Sendo Assim...

Era manhã de segunda-feira, mais uma na vida de Apolônio Neto. Assim como tantos outros iguais aquele, o dia vinha clareando, o despertador tocando. A diferença era que, dali uma semana era carnaval. Como sempre, sua companheira levantava-se primeiro. Indo cuidar das crianças pra levar a escola. Enquanto ele ficava na cama, um pouco mais, misturando pensamentos com restos de sonhos. De olhos fechados, acompanhava os movimentos dentro de casa. A porta do banheiro rangia, dizendo que carecia dum óleo nas dobradiças. Outra vez prometia a si mesmo, que mais tarde a engraxaria. O tilintar da colher, mexendo o açúcar no café. Finalmente ouviu a porta da frente se fechando.

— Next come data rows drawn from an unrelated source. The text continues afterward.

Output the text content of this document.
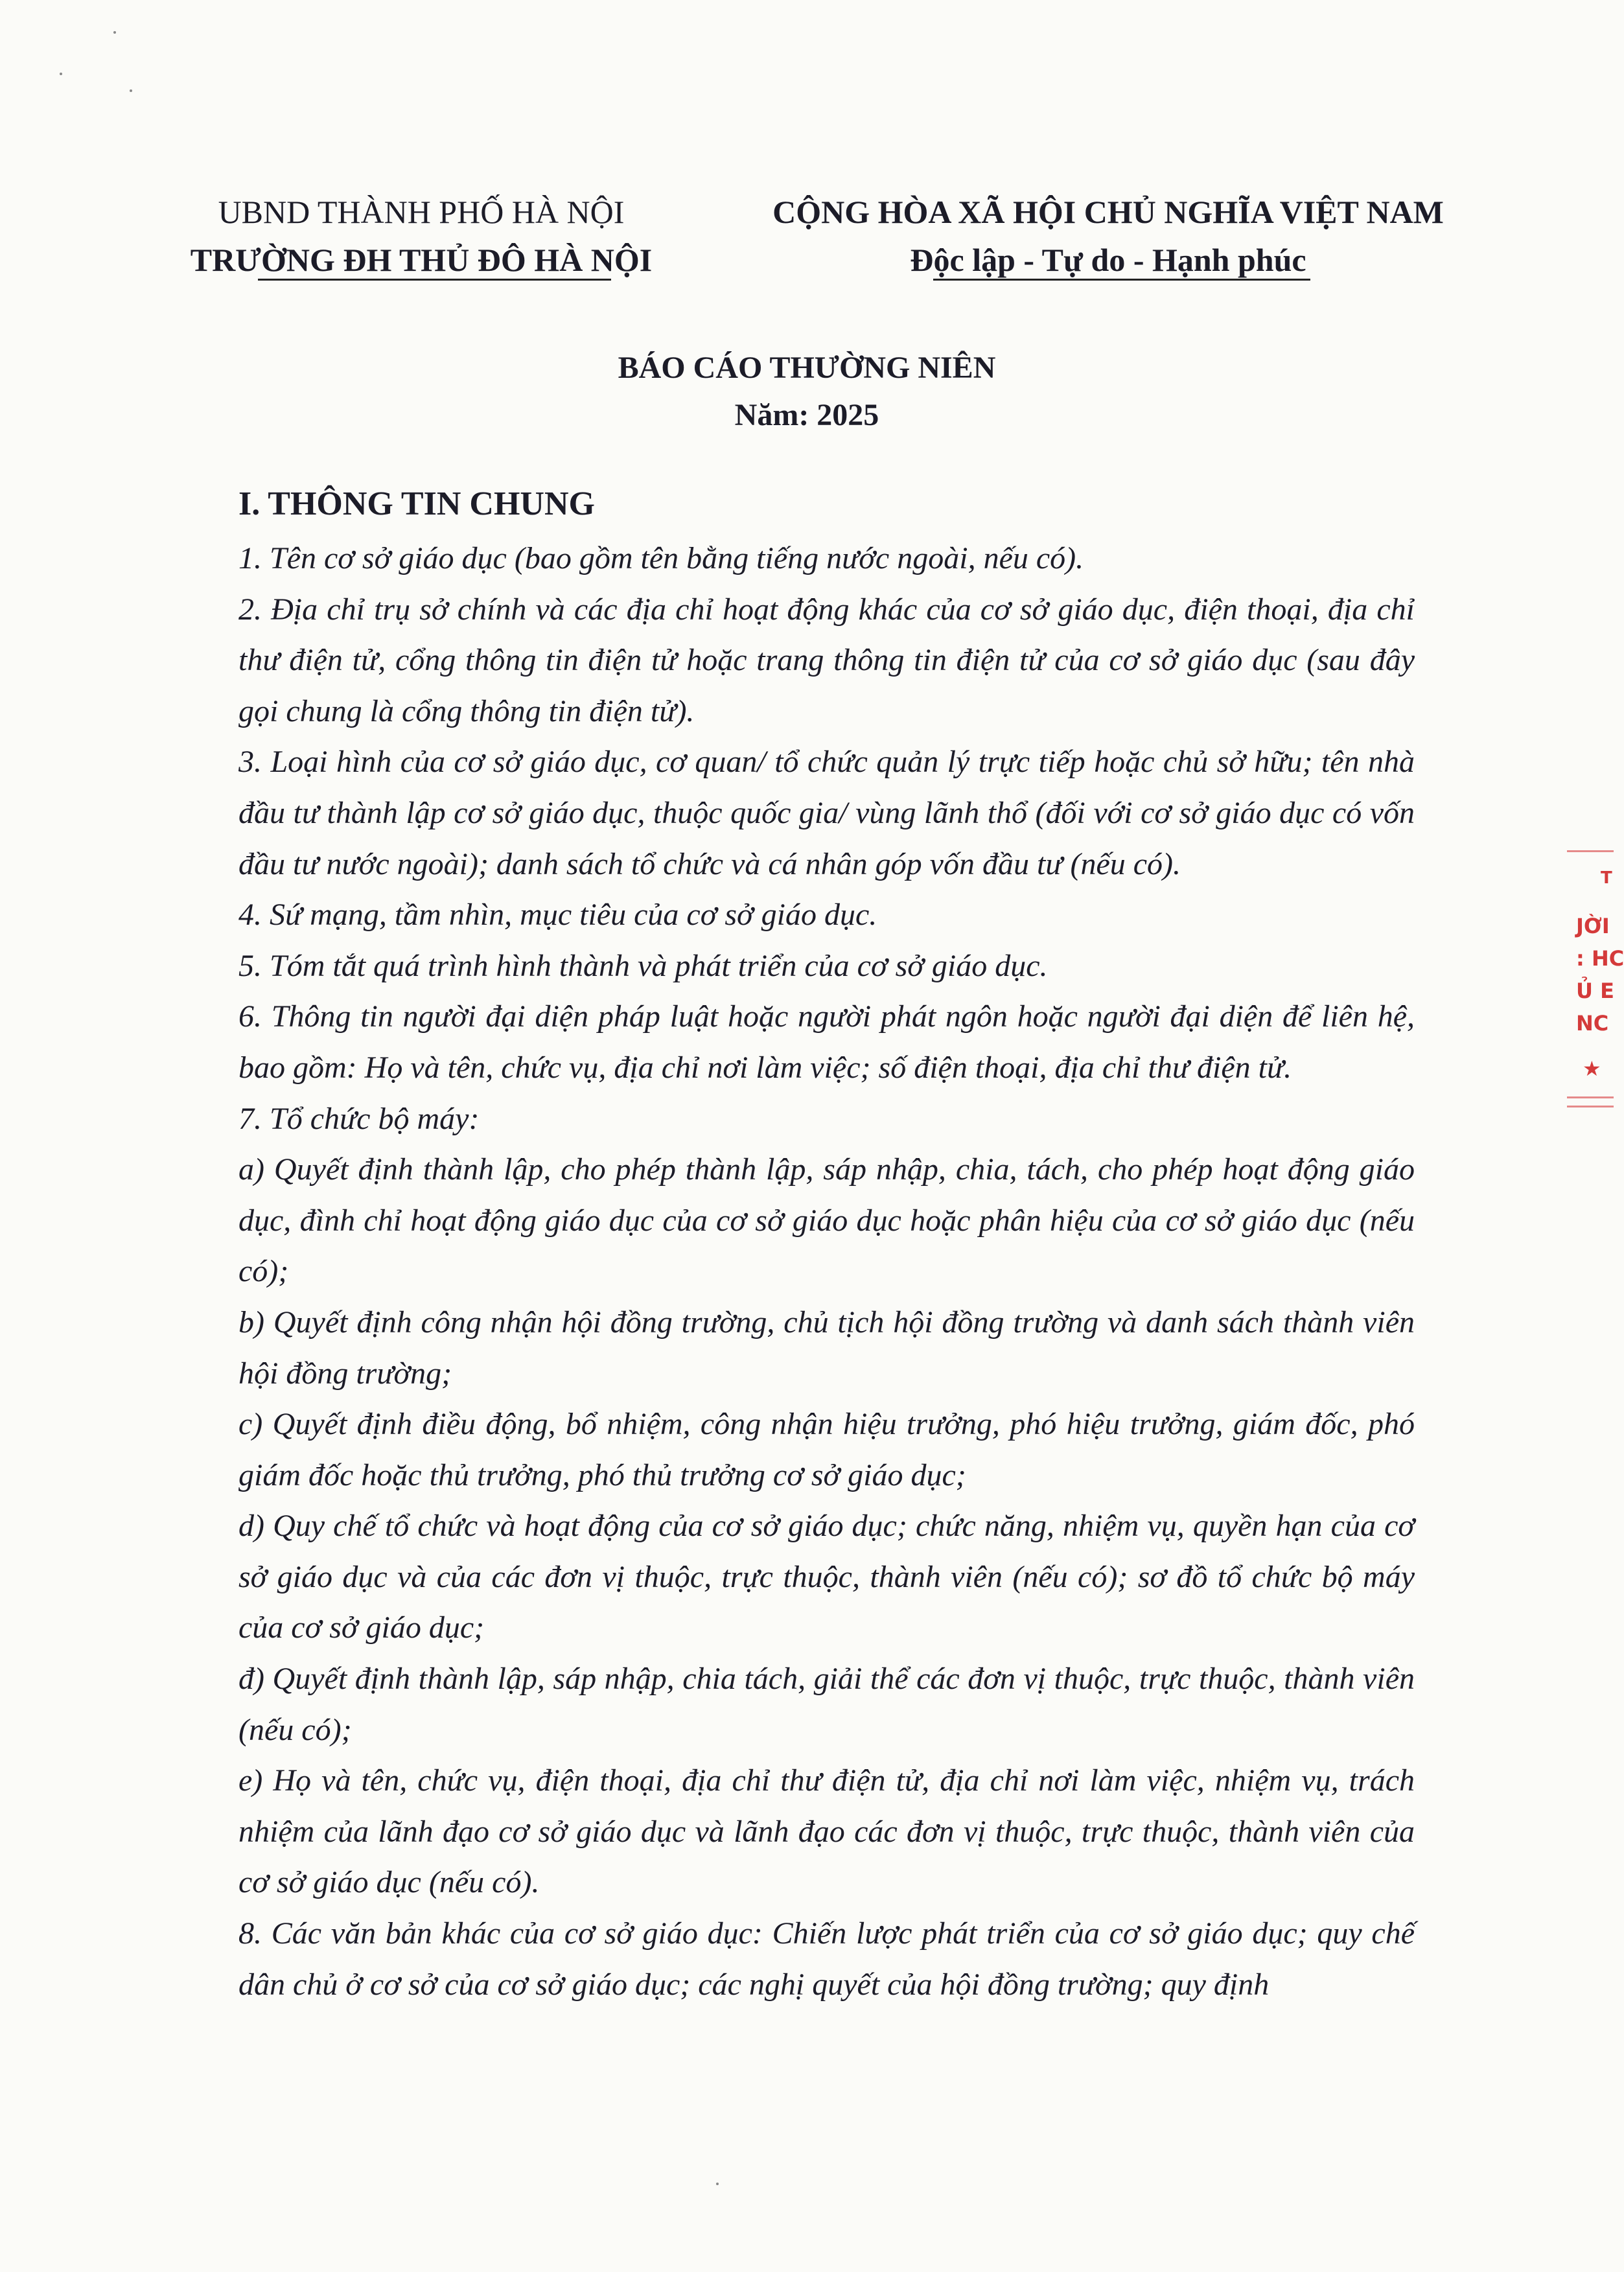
UBND THÀNH PHỐ HÀ NỘI
TRƯỜNG ĐH THỦ ĐÔ HÀ NỘI
CỘNG HÒA XÃ HỘI CHỦ NGHĨA VIỆT NAM
Độc lập - Tự do - Hạnh phúc
BÁO CÁO THƯỜNG NIÊN
Năm: 2025
I. THÔNG TIN CHUNG

1. Tên cơ sở giáo dục (bao gồm tên bằng tiếng nước ngoài, nếu có).

2. Địa chỉ trụ sở chính và các địa chỉ hoạt động khác của cơ sở giáo dục, điện thoại, địa chỉ thư điện tử, cổng thông tin điện tử hoặc trang thông tin điện tử của cơ sở giáo dục (sau đây gọi chung là cổng thông tin điện tử).

3. Loại hình của cơ sở giáo dục, cơ quan/ tổ chức quản lý trực tiếp hoặc chủ sở hữu; tên nhà đầu tư thành lập cơ sở giáo dục, thuộc quốc gia/ vùng lãnh thổ (đối với cơ sở giáo dục có vốn đầu tư nước ngoài); danh sách tổ chức và cá nhân góp vốn đầu tư (nếu có).

4. Sứ mạng, tầm nhìn, mục tiêu của cơ sở giáo dục.

5. Tóm tắt quá trình hình thành và phát triển của cơ sở giáo dục.

6. Thông tin người đại diện pháp luật hoặc người phát ngôn hoặc người đại diện để liên hệ, bao gồm: Họ và tên, chức vụ, địa chỉ nơi làm việc; số điện thoại, địa chỉ thư điện tử.

7. Tổ chức bộ máy:

a) Quyết định thành lập, cho phép thành lập, sáp nhập, chia, tách, cho phép hoạt động giáo dục, đình chỉ hoạt động giáo dục của cơ sở giáo dục hoặc phân hiệu của cơ sở giáo dục (nếu có);

b) Quyết định công nhận hội đồng trường, chủ tịch hội đồng trường và danh sách thành viên hội đồng trường;

c) Quyết định điều động, bổ nhiệm, công nhận hiệu trưởng, phó hiệu trưởng, giám đốc, phó giám đốc hoặc thủ trưởng, phó thủ trưởng cơ sở giáo dục;

d) Quy chế tổ chức và hoạt động của cơ sở giáo dục; chức năng, nhiệm vụ, quyền hạn của cơ sở giáo dục và của các đơn vị thuộc, trực thuộc, thành viên (nếu có); sơ đồ tổ chức bộ máy của cơ sở giáo dục;

đ) Quyết định thành lập, sáp nhập, chia tách, giải thể các đơn vị thuộc, trực thuộc, thành viên (nếu có);

e) Họ và tên, chức vụ, điện thoại, địa chỉ thư điện tử, địa chỉ nơi làm việc, nhiệm vụ, trách nhiệm của lãnh đạo cơ sở giáo dục và lãnh đạo các đơn vị thuộc, trực thuộc, thành viên của cơ sở giáo dục (nếu có).

8. Các văn bản khác của cơ sở giáo dục: Chiến lược phát triển của cơ sở giáo dục; quy chế dân chủ ở cơ sở của cơ sở giáo dục; các nghị quyết của hội đồng trường; quy định

T
JỜI
: HC
Ủ E
NC
★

E outra vez o silêncio na casa.

Decidindo levantar-se foi ao banheiro. Aliviou a bexiga, escovou os dentes. Olhando-se no espelho, viu a barba despontando, os olhos ainda inchados de sono. Fez uma careta pra si mesmo, enquanto tentava pentear os cabelos com os dedos. Despiu-se. Tomou uma ducha fria. Cobrindo-se com um roupão foi até a cozinha, colocou café numa xícara. O jornal do dia anterior no sofá foi parar na única mão desocupada. Ligou a tevê. Enquanto passava os olhos pelas notícias, ouvia o repórter repetir justo aquilo que acabara de ler. A campainha tocou, foi ver quem era. Àquela hora da manhã? Não tinha a menor ideia de quem fosse. Era um homem de meia idade. Em muito lembrava ele próprio, altura, cor, porte físico. Seria algum parente? Trajava terno, gravata e chapéu de massa, sapatos pretos de couro, envernizado. Cumprimentando-lhe polidamente, perguntou se podia conceder-lhe alguns minutos de seu tempo. Aquela voz lhe era familiar.

Abriu o portão do jardim, permitindo que o estranho entrasse. O clarão do sol obrigado a encarar, cegava-lhe, de modo que naquele momento o estrangeiro era muito mais vulto e silhueta. Dando-lhe as costas fez com que o seguisse até a sala. Sentaram-se, ficando um de frente pro outro. O visitante finalmente perguntou-lhe: “-Não está me reconhecendo Seu Apolônio?” Pouco a pouco, acostumando à vista a luz ambiente, Seu Apolônio arregalou os olhos, e quase teve um desmaio. Ao perceber que aquele homem era idêntico a ele. Como podia alguém se parecer tanto com ele próprio! Antes que recobrasse a fala, o estranho se apresentou. Estendendo-lhe a mão disse: “-Muito prazer Seu Apolônio, eu sou a Morte. Para não causar muita estranheza, prefiro vir com as feições da própria pessoa. Assim sinto que sou mais familiar. Afinal com a cara que você já está acostumado, tudo fica mais fácil. Pois é Seu Apolônio, é chegado o seu dia de ir. O senhor teve um AVC esta madrugada. Aliás, o melhor que o senhor faz é voltar logo pro seu corpo, que está lá cama, em estado de coma.”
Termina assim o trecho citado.